On Fri, Sep 03, 2010, Mark Brown wrote:
On Thu, Sep 02, 2010 at 04:30:14PM -0700, Peter Hsiang wrote:
On Wed, Sep 01, 2010, Mark Brown wrote:
+/*
- Read the MAX98088 I2C register space
- Note: this driver source code is backward compatible to kernel
- version 2.6.32.
- */
+static unsigned int max98088_read(struct snd_soc_codec *codec,
unsigned int reg)
Just use soc-cache. Compatibility code for older kernels isn't really acceptable for mainline due to the increased maintainance burden and it will at best result in a driver that doesn't work as well as possible.
This integrated registers feature is not available in 2.6.32 Is it ok with you to keep it this way for this release?

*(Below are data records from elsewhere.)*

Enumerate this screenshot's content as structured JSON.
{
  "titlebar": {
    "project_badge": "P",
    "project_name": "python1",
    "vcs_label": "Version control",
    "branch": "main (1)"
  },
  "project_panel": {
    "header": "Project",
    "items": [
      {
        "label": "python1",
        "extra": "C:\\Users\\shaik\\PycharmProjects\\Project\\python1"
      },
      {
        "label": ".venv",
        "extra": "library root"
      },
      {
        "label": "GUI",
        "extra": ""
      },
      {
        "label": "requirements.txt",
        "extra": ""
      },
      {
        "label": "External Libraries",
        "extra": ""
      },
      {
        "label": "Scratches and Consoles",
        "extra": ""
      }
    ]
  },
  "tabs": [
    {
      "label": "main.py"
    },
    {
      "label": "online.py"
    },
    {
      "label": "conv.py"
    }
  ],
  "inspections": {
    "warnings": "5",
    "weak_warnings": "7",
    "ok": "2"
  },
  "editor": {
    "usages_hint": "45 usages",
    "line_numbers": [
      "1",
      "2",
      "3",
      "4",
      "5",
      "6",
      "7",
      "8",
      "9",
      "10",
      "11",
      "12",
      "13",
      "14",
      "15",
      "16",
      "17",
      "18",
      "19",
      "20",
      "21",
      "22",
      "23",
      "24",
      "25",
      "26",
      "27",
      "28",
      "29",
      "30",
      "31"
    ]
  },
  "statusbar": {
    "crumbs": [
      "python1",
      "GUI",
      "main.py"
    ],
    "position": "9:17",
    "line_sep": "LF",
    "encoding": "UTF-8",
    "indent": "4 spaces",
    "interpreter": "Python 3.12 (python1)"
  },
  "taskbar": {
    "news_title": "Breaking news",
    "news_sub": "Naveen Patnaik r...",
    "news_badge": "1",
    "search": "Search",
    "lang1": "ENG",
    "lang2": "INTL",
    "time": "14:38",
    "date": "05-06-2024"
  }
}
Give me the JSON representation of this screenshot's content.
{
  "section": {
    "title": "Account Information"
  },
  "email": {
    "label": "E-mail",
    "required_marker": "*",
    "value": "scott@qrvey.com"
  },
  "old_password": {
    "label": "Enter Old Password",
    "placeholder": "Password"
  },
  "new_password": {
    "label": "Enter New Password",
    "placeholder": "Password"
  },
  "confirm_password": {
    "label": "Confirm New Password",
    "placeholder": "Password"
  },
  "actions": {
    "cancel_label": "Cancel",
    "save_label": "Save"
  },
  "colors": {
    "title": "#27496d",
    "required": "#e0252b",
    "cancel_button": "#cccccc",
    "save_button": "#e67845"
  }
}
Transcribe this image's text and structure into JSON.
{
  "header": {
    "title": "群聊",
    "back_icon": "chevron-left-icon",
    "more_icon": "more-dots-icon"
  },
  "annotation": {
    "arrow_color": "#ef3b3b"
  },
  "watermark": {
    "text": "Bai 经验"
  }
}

Thanks.
No, you should use the features of the current kernel. For your backport you can do things like supply soc-cache.c as well.
The soc-cache.c in the latest kernel-next version supports codecs with volatile registers in 16 bit mode, but not for the 8 bit mode. See snd_soc_8_8_write.
The source code comments confirmed this: "Note at present this code can not be used by CODECs with volatile registers."
For this codec (with volatile registers), should we use the read and write functions in the codec driver until the 8-bit mode is supported by Linux soc-cache.c?